Rodrigo Cunha foi o único senador de AL que votou contra a “taxa das blusinhas”
Discussão sobre a taxa voltará, agora, para a Câmara dos Deputados
O Senado aprovou o Projeto de Lei 914/24 que institui o Programa Mobilidade Verde e Inovação (Mover). O Projeto foi aprovado com a inclusão da taxação de produtos importados até US$ 50,00 dólares, que havia sido incluída na Câmara dos Deputados. A votação da chamada “taxa das blusinhas” foi simbólica e ocorreu em separado. Nesta votação da taxa, da bancada alagoana somente o senador Rodrigo Cunha (Podemos) registrou voto contrário à cobrança do novo imposto.

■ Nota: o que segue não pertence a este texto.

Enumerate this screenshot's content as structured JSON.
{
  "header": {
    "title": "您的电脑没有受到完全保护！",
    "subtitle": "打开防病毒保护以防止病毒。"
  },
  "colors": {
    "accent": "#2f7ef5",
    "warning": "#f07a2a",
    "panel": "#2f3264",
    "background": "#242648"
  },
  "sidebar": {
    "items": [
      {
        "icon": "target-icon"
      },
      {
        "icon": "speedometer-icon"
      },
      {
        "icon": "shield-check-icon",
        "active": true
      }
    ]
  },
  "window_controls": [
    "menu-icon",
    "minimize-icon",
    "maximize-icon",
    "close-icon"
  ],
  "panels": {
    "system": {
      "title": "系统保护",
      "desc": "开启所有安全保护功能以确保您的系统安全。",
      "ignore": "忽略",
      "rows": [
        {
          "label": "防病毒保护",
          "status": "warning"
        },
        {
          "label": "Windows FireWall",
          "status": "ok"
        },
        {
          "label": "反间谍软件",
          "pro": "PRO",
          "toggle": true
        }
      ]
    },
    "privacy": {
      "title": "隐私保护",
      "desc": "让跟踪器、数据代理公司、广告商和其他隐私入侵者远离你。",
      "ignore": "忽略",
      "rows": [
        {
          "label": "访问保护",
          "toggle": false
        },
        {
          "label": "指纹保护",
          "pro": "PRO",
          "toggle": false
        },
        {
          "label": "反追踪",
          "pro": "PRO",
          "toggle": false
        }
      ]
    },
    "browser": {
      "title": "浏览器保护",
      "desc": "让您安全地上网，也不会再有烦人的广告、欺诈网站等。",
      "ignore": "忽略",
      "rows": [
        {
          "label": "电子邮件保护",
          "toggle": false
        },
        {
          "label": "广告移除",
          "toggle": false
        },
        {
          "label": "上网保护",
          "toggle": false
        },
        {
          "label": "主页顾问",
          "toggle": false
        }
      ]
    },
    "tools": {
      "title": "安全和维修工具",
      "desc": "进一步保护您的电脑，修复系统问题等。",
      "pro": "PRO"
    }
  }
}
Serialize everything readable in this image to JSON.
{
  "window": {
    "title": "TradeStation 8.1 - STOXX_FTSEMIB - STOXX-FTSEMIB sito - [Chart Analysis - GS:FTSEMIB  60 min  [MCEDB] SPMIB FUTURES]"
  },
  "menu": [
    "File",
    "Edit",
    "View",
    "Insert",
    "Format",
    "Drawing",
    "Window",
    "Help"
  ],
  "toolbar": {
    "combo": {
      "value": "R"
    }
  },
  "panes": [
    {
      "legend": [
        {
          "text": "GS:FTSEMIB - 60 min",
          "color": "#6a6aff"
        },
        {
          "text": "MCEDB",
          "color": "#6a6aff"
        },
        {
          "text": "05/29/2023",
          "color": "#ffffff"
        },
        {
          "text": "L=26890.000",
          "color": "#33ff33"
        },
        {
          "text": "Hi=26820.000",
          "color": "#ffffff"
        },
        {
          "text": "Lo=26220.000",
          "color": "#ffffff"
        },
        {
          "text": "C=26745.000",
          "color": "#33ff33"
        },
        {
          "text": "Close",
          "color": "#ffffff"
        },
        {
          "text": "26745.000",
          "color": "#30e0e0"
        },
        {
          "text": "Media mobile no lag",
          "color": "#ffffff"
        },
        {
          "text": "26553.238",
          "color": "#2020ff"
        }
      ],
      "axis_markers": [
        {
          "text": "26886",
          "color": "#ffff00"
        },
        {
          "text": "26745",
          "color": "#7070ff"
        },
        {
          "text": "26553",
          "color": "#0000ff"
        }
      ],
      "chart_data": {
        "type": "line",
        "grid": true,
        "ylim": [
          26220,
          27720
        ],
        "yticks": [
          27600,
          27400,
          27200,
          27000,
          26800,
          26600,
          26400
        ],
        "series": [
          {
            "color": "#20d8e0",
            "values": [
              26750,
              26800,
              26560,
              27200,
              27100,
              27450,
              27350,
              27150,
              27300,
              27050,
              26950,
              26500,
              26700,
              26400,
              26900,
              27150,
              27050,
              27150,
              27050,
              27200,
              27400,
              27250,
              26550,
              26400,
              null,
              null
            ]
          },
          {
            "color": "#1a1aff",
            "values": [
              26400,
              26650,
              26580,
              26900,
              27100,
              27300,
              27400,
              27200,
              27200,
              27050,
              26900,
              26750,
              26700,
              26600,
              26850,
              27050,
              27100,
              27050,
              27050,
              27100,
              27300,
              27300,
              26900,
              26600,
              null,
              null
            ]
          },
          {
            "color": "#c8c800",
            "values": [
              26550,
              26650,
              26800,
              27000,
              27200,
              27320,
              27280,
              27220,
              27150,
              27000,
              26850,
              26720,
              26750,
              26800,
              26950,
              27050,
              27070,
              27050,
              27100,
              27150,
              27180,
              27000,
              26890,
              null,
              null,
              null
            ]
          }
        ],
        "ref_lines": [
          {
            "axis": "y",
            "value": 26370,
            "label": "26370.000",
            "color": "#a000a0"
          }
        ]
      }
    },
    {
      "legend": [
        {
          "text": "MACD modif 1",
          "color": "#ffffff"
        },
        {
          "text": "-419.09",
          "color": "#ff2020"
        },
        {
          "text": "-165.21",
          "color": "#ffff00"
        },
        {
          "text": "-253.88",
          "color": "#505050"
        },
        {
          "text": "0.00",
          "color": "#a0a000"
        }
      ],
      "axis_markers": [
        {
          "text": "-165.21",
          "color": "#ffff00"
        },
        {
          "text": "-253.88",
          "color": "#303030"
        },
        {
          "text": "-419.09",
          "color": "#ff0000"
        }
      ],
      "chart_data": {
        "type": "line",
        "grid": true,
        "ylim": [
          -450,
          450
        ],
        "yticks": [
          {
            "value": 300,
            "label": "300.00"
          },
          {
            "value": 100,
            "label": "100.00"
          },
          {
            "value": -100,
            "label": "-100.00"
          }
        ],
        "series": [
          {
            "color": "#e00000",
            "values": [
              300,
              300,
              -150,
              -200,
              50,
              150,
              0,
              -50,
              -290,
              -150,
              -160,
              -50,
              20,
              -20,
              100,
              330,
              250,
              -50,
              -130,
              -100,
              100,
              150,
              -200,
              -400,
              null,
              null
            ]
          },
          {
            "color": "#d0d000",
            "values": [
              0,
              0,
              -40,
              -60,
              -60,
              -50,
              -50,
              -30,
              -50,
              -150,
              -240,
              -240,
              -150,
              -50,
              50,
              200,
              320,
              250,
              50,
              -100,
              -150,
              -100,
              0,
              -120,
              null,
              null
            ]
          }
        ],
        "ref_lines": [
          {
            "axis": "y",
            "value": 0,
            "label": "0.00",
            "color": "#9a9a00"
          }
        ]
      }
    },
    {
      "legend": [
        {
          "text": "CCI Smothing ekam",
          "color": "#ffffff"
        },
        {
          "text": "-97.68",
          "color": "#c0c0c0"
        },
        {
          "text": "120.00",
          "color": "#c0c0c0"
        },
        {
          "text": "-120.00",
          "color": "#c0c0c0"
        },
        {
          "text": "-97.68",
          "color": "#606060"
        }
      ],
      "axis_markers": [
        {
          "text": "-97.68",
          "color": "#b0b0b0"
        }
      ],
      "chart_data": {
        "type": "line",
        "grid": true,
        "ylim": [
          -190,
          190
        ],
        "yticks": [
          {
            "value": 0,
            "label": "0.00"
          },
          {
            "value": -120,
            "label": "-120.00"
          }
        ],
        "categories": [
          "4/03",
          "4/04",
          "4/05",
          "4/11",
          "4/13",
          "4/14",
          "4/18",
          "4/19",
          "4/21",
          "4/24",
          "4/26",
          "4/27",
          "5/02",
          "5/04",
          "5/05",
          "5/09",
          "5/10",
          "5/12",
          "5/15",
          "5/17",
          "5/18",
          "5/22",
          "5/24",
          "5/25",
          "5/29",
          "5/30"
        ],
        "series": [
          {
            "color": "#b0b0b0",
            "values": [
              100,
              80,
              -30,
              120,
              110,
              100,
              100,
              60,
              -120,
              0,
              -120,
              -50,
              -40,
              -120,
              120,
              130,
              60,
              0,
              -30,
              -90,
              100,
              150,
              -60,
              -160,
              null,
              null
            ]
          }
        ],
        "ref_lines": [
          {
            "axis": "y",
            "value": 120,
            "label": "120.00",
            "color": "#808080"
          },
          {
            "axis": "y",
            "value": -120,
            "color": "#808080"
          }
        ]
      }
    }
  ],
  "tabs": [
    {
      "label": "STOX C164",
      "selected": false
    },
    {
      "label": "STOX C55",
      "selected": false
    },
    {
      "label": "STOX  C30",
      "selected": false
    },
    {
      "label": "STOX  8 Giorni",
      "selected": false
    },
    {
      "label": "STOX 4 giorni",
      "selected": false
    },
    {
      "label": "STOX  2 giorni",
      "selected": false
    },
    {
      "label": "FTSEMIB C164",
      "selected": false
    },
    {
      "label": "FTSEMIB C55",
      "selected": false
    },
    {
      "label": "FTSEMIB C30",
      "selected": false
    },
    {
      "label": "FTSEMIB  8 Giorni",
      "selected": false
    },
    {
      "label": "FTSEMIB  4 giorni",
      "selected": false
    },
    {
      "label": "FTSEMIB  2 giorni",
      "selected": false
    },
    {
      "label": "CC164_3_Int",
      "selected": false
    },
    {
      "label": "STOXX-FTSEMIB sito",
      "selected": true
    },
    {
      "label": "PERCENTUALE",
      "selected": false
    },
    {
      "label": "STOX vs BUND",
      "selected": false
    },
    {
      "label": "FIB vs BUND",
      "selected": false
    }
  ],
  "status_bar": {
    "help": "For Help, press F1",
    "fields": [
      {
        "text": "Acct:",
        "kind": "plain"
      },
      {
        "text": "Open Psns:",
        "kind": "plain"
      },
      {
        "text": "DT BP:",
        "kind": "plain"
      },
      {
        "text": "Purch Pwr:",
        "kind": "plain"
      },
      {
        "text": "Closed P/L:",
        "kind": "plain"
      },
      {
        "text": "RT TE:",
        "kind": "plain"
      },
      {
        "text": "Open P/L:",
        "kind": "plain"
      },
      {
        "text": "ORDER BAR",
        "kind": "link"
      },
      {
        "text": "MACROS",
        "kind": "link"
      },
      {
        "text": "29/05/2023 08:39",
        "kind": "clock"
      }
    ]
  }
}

De Alagoas, os senadores Renan Calheiros e Fernando Farias, ambos do MDB, não registraram voto contra a nova taxa. A derrubada da cobrança, que ganhou o nome de “taxa das blusinhas”, foi proposta por Rodrigo Cunha, relator do projeto do Mover no Senado. O texto do Mover traz incentivos financeiros e redução do Imposto sobre Produtos Industrializados (IPI) para estimular a pesquisa, o desenvolvimento e a produção de veículos com menor emissão de gases do efeito estufa.
Desde terça-feira (6), quando anunciou que seu parecer seria contrário a “taxa das blusinhas”, Rodrigo Cunha atuou em prol da não inserção do novo imposto no Programa Mover, sugerindo a retirada do item do projeto de Lei. No entanto, a taxa voltou a ser apreciada por meio de um destaque apresentado pela liderança do governo do presidente Luiz Inácio Lula da Silva (PT) e pelas bancadas de PT, PSD e MDB. A discussão sobre a taxa voltará, agora, para a Câmara dos Deputados.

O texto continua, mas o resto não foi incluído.